Struggling to put together a language arts curriculum
Posted 19 August 2017 - 11:40 PM
Maths and science are currently taken care of, as is spelling. He isn't a natural speller, but I feel his spelling is age/grade appropriate. Right now he is working through AAS level 2 and practicing focus words that he often uses in his day-to-day writing. This combination seems to be working well for him at the moment.
The main areas I need help with are grammar, writing and language arts in general. I have been going round in circles, but I really need to put something into place for him.
We started off with FLL a few years ago. At that point in time he didn't really take to it, although he was able to grasp the content without any issues. In the end I became frustrated with his silliness, so I gave up on that approach.
I have recently pulled out the first book in the series again, just to do a review of things and fill in a few gaps. Once we have worked through that, I was planning to move to the second book, but I'm open to alternatives. He will complete the lessons without too much fuss, but once again he is so silly with it, so the lessons take far more time than they should. I'm not convinced this is the best approach for him, but I'm not sure what else to try.
His writing is pretty much non-existent. I think he grasps basic sentence structure and punctuation, but I couldn't be 100% sure of this. There are so many programs out there, I just can't figure out which would suit him best.
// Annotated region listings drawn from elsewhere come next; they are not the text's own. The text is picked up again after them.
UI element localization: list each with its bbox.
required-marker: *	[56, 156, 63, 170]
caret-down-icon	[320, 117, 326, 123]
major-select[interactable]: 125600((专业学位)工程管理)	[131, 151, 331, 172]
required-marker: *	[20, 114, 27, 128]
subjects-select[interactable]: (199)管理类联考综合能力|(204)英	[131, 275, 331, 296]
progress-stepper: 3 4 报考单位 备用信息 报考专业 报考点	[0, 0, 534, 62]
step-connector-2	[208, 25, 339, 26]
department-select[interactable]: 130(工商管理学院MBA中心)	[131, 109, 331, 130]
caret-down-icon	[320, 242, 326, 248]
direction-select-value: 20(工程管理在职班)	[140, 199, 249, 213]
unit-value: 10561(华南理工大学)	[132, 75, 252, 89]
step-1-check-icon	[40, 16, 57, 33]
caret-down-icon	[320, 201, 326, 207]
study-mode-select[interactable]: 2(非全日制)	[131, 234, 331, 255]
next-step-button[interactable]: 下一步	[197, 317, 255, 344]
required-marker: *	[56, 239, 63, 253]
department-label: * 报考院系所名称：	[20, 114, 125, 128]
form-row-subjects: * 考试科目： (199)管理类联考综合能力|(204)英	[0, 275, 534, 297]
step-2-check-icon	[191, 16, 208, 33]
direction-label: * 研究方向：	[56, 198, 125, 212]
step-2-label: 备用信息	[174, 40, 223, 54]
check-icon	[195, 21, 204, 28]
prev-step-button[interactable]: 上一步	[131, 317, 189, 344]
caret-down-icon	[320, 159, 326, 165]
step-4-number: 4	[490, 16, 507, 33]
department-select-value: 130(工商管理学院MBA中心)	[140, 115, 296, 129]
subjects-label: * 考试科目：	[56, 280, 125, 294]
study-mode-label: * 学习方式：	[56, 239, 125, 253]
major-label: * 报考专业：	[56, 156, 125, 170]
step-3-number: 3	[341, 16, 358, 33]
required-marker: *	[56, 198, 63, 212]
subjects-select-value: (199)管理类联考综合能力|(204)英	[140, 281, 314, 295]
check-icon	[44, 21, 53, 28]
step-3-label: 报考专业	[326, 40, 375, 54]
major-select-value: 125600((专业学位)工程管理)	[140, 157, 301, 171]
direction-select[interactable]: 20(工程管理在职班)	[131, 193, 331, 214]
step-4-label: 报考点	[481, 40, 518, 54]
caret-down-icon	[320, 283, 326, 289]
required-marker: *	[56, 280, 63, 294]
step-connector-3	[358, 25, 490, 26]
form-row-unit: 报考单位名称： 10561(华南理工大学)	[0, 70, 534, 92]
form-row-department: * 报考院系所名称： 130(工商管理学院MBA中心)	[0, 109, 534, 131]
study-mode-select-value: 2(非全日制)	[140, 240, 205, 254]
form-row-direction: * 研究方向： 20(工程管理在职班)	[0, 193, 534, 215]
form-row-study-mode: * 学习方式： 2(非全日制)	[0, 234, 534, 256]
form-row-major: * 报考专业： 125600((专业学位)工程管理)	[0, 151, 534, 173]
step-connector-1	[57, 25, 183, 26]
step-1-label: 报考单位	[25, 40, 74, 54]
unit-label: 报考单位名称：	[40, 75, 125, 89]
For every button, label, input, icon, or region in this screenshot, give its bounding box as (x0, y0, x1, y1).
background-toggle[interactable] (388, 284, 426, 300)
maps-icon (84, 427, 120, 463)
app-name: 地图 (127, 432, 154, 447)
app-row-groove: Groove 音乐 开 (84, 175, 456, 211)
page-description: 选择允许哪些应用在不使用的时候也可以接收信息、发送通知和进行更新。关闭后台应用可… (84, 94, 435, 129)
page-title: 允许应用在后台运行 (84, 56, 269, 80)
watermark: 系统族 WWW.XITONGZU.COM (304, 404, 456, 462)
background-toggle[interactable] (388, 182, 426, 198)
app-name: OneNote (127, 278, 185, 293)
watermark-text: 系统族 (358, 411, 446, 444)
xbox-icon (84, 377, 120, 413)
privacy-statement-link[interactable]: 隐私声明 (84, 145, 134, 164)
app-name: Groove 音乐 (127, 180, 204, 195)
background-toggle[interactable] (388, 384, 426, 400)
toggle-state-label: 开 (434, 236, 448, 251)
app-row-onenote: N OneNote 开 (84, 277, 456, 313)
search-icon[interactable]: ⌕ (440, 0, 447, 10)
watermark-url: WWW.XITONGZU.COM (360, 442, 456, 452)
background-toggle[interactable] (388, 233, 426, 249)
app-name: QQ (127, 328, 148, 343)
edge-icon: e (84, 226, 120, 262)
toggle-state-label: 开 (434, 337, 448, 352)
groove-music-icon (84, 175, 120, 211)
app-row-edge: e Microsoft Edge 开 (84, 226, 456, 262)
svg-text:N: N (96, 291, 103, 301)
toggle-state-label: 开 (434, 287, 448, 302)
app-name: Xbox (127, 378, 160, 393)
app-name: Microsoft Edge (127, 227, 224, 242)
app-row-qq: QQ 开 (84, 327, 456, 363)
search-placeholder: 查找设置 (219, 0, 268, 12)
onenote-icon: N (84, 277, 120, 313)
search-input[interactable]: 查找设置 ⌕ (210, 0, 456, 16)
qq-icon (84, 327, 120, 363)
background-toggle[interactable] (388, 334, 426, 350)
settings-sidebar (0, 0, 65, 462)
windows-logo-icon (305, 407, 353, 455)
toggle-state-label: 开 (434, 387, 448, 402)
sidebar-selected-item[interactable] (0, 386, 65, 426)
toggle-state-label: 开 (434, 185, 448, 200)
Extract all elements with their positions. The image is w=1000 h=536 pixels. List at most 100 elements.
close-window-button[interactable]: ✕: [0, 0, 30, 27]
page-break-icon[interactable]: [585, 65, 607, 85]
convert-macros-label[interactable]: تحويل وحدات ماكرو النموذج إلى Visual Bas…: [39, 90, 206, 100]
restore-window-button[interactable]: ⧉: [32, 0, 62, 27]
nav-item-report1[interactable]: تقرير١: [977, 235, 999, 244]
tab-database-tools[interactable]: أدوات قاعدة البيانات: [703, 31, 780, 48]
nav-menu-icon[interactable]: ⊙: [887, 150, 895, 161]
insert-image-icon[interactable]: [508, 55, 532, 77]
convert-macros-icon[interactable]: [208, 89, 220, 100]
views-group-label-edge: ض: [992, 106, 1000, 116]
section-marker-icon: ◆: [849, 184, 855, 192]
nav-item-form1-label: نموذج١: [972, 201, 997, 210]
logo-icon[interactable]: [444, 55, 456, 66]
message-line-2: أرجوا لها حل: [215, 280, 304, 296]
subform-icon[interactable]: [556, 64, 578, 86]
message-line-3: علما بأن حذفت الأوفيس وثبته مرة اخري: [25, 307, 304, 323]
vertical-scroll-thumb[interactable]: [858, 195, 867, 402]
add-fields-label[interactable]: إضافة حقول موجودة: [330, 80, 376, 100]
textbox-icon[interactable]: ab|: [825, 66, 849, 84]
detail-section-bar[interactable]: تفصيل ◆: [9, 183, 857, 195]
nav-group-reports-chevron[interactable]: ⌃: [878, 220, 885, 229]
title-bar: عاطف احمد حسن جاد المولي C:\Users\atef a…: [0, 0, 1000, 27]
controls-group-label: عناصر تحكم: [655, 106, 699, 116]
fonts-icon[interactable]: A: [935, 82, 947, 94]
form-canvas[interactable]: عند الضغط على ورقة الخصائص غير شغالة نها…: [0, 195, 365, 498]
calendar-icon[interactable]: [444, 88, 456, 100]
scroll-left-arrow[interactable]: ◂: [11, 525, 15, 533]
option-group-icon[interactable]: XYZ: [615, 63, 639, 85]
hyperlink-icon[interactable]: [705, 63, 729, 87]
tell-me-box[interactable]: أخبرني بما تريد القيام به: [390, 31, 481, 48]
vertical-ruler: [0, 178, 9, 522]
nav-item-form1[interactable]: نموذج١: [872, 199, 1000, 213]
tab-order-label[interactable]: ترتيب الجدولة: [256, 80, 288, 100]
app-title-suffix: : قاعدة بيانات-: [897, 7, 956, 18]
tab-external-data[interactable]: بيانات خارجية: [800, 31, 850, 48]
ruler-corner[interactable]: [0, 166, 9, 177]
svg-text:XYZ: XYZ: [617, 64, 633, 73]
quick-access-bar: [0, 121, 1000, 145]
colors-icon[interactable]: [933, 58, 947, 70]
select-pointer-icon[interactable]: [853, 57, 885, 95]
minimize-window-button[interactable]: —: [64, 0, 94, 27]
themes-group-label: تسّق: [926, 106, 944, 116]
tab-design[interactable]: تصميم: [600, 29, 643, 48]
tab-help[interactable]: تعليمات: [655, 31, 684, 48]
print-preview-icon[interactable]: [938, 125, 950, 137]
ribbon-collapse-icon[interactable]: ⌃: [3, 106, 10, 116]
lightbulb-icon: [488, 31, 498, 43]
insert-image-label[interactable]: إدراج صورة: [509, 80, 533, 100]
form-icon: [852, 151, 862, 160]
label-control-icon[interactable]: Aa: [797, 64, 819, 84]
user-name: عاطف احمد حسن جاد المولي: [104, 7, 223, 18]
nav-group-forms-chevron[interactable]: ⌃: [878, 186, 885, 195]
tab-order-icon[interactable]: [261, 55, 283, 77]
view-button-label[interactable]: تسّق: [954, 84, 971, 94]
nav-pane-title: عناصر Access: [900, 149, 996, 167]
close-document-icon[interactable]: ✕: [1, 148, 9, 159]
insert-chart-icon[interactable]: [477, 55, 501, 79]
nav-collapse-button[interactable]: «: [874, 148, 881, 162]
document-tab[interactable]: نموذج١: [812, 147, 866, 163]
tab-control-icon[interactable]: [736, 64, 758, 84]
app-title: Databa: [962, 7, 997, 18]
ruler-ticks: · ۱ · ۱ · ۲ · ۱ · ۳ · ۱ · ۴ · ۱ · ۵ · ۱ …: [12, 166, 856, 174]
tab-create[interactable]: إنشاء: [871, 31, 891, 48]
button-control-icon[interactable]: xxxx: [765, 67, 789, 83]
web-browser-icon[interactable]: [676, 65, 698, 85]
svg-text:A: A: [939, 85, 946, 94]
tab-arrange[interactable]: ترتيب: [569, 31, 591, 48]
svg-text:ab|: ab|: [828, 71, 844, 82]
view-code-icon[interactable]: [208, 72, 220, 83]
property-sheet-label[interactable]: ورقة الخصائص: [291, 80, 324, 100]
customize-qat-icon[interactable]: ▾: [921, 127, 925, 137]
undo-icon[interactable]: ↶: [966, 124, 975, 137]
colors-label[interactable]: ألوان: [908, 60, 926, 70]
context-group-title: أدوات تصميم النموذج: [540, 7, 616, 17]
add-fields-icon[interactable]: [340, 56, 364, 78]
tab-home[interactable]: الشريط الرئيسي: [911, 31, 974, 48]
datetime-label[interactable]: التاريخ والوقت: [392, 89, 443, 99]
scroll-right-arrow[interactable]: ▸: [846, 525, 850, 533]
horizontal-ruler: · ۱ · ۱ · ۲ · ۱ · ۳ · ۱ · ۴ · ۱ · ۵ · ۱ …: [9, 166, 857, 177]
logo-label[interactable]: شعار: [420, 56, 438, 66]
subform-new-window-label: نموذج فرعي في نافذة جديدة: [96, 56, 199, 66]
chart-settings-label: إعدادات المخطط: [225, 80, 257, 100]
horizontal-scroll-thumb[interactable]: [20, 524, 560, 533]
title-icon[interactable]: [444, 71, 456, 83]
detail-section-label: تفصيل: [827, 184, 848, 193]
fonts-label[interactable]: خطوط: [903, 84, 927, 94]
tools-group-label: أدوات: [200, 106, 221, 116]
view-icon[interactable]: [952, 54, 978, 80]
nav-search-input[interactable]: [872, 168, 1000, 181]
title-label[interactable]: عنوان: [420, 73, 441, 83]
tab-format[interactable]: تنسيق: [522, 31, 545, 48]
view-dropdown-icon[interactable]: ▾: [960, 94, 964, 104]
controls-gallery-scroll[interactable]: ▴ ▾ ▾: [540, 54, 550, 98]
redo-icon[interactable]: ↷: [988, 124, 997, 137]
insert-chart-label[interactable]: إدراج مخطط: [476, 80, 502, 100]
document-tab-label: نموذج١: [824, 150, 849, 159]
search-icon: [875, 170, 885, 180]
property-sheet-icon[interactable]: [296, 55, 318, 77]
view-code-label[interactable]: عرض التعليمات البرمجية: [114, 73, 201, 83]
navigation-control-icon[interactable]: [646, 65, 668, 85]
I think we need one that will actually get him putting pen to paper, so perhaps IEW? I'm not sure where he would need to start because a lot of PAL seems to basic for him in parts (he is an excellent reader and always has been), yet I'm not sure he is up to the next stage, either. I don't mind some religious aspects, however Bible Heroes seems a bit too full on. I was also considering WWE, but that might not be such a great fit since it's quite similar to FLL.
As far as handwriting goes, it has improved vastly over time, although it still isn't quite up to scratch. The only real issue is spacing/sizing, however I'm happy to let this slide for a while as there are physical issues at play. The letters themselves are correctly formed etc. so the basics as there. I'm planning to tackle that over the space of a few weeks next year, since regular handwriting practice/instruction doesn't seem to work for him.
Is anyone able to offer me some advice? I don't really know where to go from here.
Posted 20 August 2017 - 01:47 AM
You're new here. Welcome! But you should post this on the Accelerated Learner board. That's where we discuss curriculum choices for gifted, asynchronous and generally atypical kids.
But just to start you off, the first recommendation for LA for a gifted student is Michael Clay Thompson, starting at the Sentence Island level. Check it out. And if it confuses you, search these forums to see explanations for the other confused people.
I did FLL with my kid in 1st/2nd-ish. I say "ish" because had the old version that combined 1 and 2, and condensed and skipped, and he got done with it all in a few months. It's a good program - if you're willing to go off script and springboard it to a free flowing conversation that teaches the topic. Since you already have it, I would say play around with it some more while you investigate different programs.
Posted 01 September 2017 - 12:23 PM
You seem to be making a lot of assumptions here. I would come over to LC, post and work on sorting it out. You *at least* need some good achievement testing so you can see where he's actually at.
Posted 01 September 2017 - 12:46 PM
I have a second grader. I don't expect him to write spontaneously yet. He does oral narration, dictation, and copywork.
Last year I put together our own curriculum. We used:
-Dictation Day By Day, a free older program that focuses on learning spelling through repeated exposure. We supplemented this with AAS cards to learn rules.
-Grammar Land. We started with FLL but didn't like it. This was free, story-based and there are a few writing guides available for it (there are exercises in the book, but worksheets are around on the internet: a Montessori symbol based set on Currclick and a free set on a blog.)
-Copywork. We used pieces from our literature when he was doing print, and when he switched to cursive we went back to the beginning exercises in Dictation DbD. They were only 3-5 words, which he was able to do slowly and carefully. He did ask for a simple cursive book and picked out New American Cursive from Memoria Press. He did a few letters a day, nothing much.
This year, we are using English Lessons Through Literature. It's pretty much exactly what we were doing last year but more cohesive. I debated between that, and The Good And The Beautiful, but while TGaTB was free, we wouldn't have used it all. ELTL is just the right amount of work. We also have Simply Grammar and The First Whole Book Of Diagrams to fall back on, which only need a small bit of tweaking to be age appropriate.